虹の彼方へ/タック・アンドレス
ギター一本で奏でる驚異のテクニックと歌心優先に美しい曲を聞かせてくれます
1.マイ・イン・ザ・ミラー
2.虹の彼方に〜わたしは知恵が欲しい
3.ルイ・ルイ
4.ボディ・アンド・ソウル
5.スウィートP
6.ステラ・バイ・スターライト
7.マノナッシュ
8.カーニバルの朝
9.グルーヴス・オヴ・ジョイ
10.ビギン・ザ・ビギン
88年にタック&パティでデヴューしたタック・アンドレスさんの90年発売のソロアルバムです。
このアルバムは完全ギターソロアルバムです。もちろんタック&パティもギターと歌のみのユニットですので演奏自体は大体創造がつきましたが、それを越えた出来のアルバムでした。
ギターのメロディとハーモニーだけではなく、タッピングやハーモニクスを使ってドラムやベースのパートまで再現するギタープレイがタック・アンドレスさんがワンマンバンドといわれている所以であり魅力です。
しかし、ワンマンバンドにばかりスポットがあたってしまう感じがありますが、よく聴いているとコードヴォイシングや曲の組み立ては素晴らしいものがあります。

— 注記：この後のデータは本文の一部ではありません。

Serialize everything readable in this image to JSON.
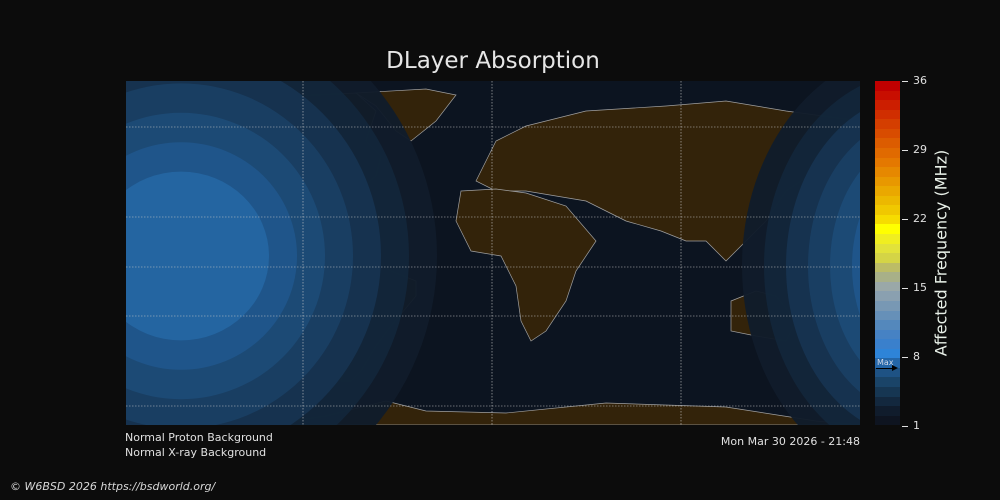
{
  "title": "DLayer Absorption",
  "status": {
    "proton": "Normal Proton Background",
    "xray": "Normal X-ray Background",
    "timestamp": "Mon Mar 30 2026 - 21:48"
  },
  "footer": "© W6BSD 2026 https://bsdworld.org/",
  "colorbar": {
    "label": "Affected Frequency (MHz)",
    "ticks": [
      "36",
      "29",
      "22",
      "15",
      "8",
      "1"
    ],
    "range": [
      1,
      36
    ],
    "max_marker_label": "Max",
    "max_marker_value": 6.8,
    "colors": [
      "#c00000",
      "#c80e00",
      "#cc1e00",
      "#d02e00",
      "#d43e00",
      "#d84c00",
      "#dc5c00",
      "#e06a00",
      "#e47800",
      "#e68800",
      "#e89800",
      "#eaa800",
      "#ecb800",
      "#f0c800",
      "#f6dc00",
      "#ffff00",
      "#f0ee20",
      "#e2e23a",
      "#d4d446",
      "#bcbc66",
      "#a8b088",
      "#9aa8a8",
      "#8aa0b0",
      "#7898b4",
      "#6690b8",
      "#5488bc",
      "#4682c4",
      "#3a80cc",
      "#2e84d8",
      "#2466a8",
      "#1e5284",
      "#1a4468",
      "#163652",
      "#13283e",
      "#101c2c",
      "#0e1420"
    ]
  },
  "map": {
    "background": "#0c1420",
    "land": "#33230a",
    "coast": "#a0a0a0",
    "contour_colors": [
      "#111c2a",
      "#13263a",
      "#173350",
      "#1a3f63",
      "#1d4a76",
      "#20568a",
      "#2466a2"
    ]
  }
}
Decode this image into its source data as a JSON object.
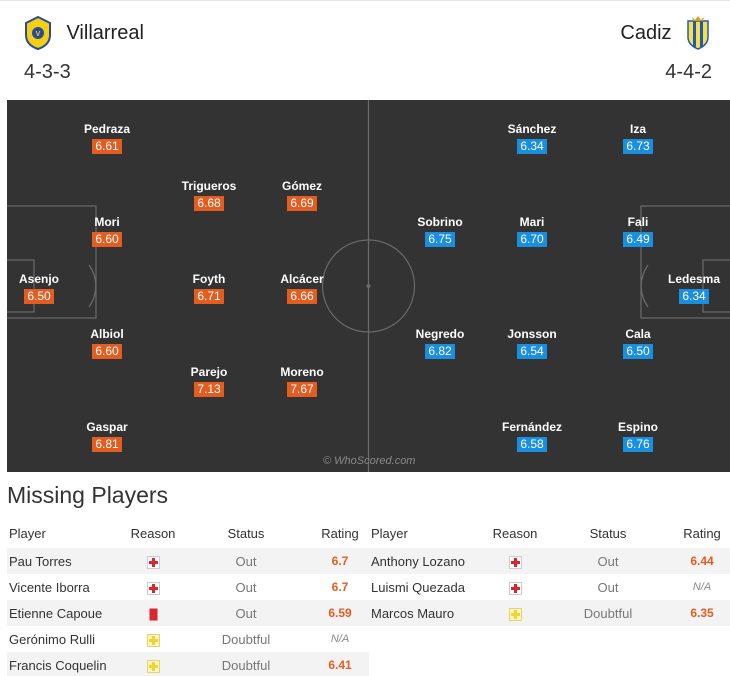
{
  "match": {
    "home": {
      "name": "Villarreal",
      "formation": "4-3-3",
      "rating_color": "#e35d20",
      "crest": "villarreal-crest-icon"
    },
    "away": {
      "name": "Cadiz",
      "formation": "4-4-2",
      "rating_color": "#1a8fe0",
      "crest": "cadiz-crest-icon"
    }
  },
  "pitch": {
    "watermark": "© WhoScored.com"
  },
  "players": {
    "home": [
      {
        "name": "Asenjo",
        "rating": "6.50"
      },
      {
        "name": "Pedraza",
        "rating": "6.61"
      },
      {
        "name": "Mori",
        "rating": "6.60"
      },
      {
        "name": "Albiol",
        "rating": "6.60"
      },
      {
        "name": "Gaspar",
        "rating": "6.81"
      },
      {
        "name": "Trigueros",
        "rating": "6.68"
      },
      {
        "name": "Foyth",
        "rating": "6.71"
      },
      {
        "name": "Parejo",
        "rating": "7.13"
      },
      {
        "name": "Gómez",
        "rating": "6.69"
      },
      {
        "name": "Alcácer",
        "rating": "6.66"
      },
      {
        "name": "Moreno",
        "rating": "7.67"
      }
    ],
    "away": [
      {
        "name": "Ledesma",
        "rating": "6.34"
      },
      {
        "name": "Iza",
        "rating": "6.73"
      },
      {
        "name": "Fali",
        "rating": "6.49"
      },
      {
        "name": "Cala",
        "rating": "6.50"
      },
      {
        "name": "Espino",
        "rating": "6.76"
      },
      {
        "name": "Sánchez",
        "rating": "6.34"
      },
      {
        "name": "Mari",
        "rating": "6.70"
      },
      {
        "name": "Jonsson",
        "rating": "6.54"
      },
      {
        "name": "Fernández",
        "rating": "6.58"
      },
      {
        "name": "Sobrino",
        "rating": "6.75"
      },
      {
        "name": "Negredo",
        "rating": "6.82"
      }
    ]
  },
  "missing": {
    "title": "Missing Players",
    "headers": {
      "player": "Player",
      "reason": "Reason",
      "status": "Status",
      "rating": "Rating"
    },
    "home": [
      {
        "player": "Pau Torres",
        "reason": "injury-cross-icon",
        "status": "Out",
        "rating": "6.7"
      },
      {
        "player": "Vicente Iborra",
        "reason": "injury-cross-icon",
        "status": "Out",
        "rating": "6.7"
      },
      {
        "player": "Etienne Capoue",
        "reason": "red-card-icon",
        "status": "Out",
        "rating": "6.59"
      },
      {
        "player": "Gerónimo Rulli",
        "reason": "doubtful-cross-icon",
        "status": "Doubtful",
        "rating": "N/A"
      },
      {
        "player": "Francis Coquelin",
        "reason": "doubtful-cross-icon",
        "status": "Doubtful",
        "rating": "6.41"
      }
    ],
    "away": [
      {
        "player": "Anthony Lozano",
        "reason": "injury-cross-icon",
        "status": "Out",
        "rating": "6.44"
      },
      {
        "player": "Luismi Quezada",
        "reason": "injury-cross-icon",
        "status": "Out",
        "rating": "N/A"
      },
      {
        "player": "Marcos Mauro",
        "reason": "doubtful-cross-icon",
        "status": "Doubtful",
        "rating": "6.35"
      }
    ]
  }
}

このあたりは超スタンダードなナンバーであるボディ・アンド・ソウルをオーソドックスなスタイルで演奏をしているのを聴くとよくわかります。まあエンディング部分にハーモニクスは多用していますが・・。
ハーモニクスといえば以前タック・アンドレスさんがインタヴューで言っていた「ハーモニクスを綺麗に出す方法」は、ひとつは優しく弾く事だそうです。映像を見ていると結構強く叩いているように見えますが、実際はアクションが早いのでそう見えるだけで優しく叩いているそうです。
そして叩いた後、弦に指が触れている時間を限りなくゼロにする・・。これは理屈に合っていますね。更には演奏全体のヴォリュームを抑えることだそうです。
全体のヴォリュームがある程度抑えられていれば、ここだ!という音やフレーズを際立たせることが出来るのだそうです。これはかなり参考になりますね。演奏にメリハリをつけるためには身に付けたいところです。
弱々しくならず、音がしっかり出ていて(決して大きい音という意味ではありませんね。) コントロールできれば、テクニックだけではなく表現するという意味において演奏は向上します。
ぜひ参考にしてください。
この曲はマスターしたい
タック・アンドレスさんの奏法自体をコピーするにはかなりの練習が必要ですね。
楽曲としてみたときには、2曲目の虹の彼方へとか超スタンダードの4曲目ボディ&ソウルなんかはアレンジや表現の参考になります。
その中でも6曲目のステラ・バイ・スターライトがいいですね。この演奏もオーソドックスなスタイルの演奏なのですが、最初のテーマ部分の歌わせ方といい、ソロの2コーラス目からのインテンポでのスイングしている演奏といい、絶妙です。
ベースラインの音をはじめ,歌わせ方がタック・アンドレスさんの特徴でもありますが、見事なランニングベースとコードをミックスした演奏です。
エンディング部分のハーモニクスの使い方も実に効果的です。
この曲はジャズの名曲でいろいろなギタリストが取り上げる曲ですが名演奏のひとつと言えると思います。